God wants everyone to be saved but not against their will.  It is not like the social revolutionaries who also, one way or another, follow the words of the 18th century thinker Jean Jacques Rousseau in his “Social Contract” where he says: “ We have the right to force people to be happy, even against their will”.  That’s not God!  The Last Judgement is really a revelation of choices made by us human beings; either to be with God or without God.  “Judge not lest ye be judged”, or in more modern English, “Judge not that you be not judged. With the measure you use it will be measured back to you”, says the Lord in the sermon on the Mount (Mt 7:2).  If you are forgiving you will be forgiven, that is the underlying message of Christ’s Gospel.  Why then do we constantly fall into judging other people? Because deep down inside we believe that we are better.  That is the symptom of the worst human disease, which is pride.  Those people who understand about not judging, or those people historically who understood, believing the promise of the Lord, that they too will not be judged, they eventually reached a deeper understanding of humility, the foundation of all the virtues.  By refusing to yield to the temptation of judging they were given the grace to see just their own vulnerabilities and failures in relation to God and their neighbour.  They were given the grace to see only the inner beauty of each person, not the ugliness of sin which is also present in all of us.  For this reason, both the sheep and the goats are surprised by Christ’s words to them.  The sheep are surprised because they sincerely and genuinely believed that they had never done anything good before God, and suddenly He praises them! The goats, too, are surprised because they thought that they were God’s gift to humanity. Suddenly they find out that they are not!

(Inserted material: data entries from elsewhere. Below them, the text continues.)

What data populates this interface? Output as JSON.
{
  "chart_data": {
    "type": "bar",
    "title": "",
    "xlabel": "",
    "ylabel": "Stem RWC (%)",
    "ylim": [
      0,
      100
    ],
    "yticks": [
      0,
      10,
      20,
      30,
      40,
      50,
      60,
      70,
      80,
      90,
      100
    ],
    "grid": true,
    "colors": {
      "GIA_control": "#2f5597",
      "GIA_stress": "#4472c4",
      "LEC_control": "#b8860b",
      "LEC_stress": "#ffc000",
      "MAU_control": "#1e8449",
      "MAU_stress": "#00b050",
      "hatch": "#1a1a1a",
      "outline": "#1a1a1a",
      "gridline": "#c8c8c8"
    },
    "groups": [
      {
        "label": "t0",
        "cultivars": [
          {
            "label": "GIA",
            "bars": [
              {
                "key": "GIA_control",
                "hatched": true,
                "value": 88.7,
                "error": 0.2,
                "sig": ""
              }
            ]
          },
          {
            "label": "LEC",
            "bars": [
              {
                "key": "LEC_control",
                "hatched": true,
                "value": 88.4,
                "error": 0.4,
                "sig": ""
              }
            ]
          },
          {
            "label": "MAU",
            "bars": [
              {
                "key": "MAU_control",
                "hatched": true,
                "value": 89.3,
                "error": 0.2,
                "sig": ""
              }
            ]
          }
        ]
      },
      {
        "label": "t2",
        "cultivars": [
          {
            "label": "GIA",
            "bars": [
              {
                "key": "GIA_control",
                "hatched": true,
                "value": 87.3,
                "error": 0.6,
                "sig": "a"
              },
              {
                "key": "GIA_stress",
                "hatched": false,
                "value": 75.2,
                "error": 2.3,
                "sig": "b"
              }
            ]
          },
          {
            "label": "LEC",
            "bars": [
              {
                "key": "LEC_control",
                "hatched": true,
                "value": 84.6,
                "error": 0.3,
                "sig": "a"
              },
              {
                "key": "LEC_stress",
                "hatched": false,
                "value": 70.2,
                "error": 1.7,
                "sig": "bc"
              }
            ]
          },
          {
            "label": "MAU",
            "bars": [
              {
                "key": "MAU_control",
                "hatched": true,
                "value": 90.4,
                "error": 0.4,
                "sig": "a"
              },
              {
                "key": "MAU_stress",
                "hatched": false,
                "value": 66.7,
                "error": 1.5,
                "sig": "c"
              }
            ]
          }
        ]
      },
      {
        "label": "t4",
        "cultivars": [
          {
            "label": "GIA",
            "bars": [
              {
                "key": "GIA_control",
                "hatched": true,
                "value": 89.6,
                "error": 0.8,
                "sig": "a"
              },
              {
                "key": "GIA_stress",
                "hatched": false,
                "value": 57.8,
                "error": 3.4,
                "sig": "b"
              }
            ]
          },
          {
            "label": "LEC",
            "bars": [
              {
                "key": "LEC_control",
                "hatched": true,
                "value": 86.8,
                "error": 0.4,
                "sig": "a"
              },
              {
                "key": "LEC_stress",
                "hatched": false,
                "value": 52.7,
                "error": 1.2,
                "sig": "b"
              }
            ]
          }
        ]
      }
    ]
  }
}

On occasions in the past, I have done this for a little while, but this is a bigger experiment. I am not saying let’s promise to God, because we are terrible at keeping promises. The experiment is to try and stop judging during Lent.  That is hard!  We can begin by counting how many times in a day we have judged other people in our minds. That knowledge will help us to come to a measure of humility.  We will realise how often we judge other people!  Where does that mean we will end up? By doing this experiment we will come to a measure of humility and love for our neighbour.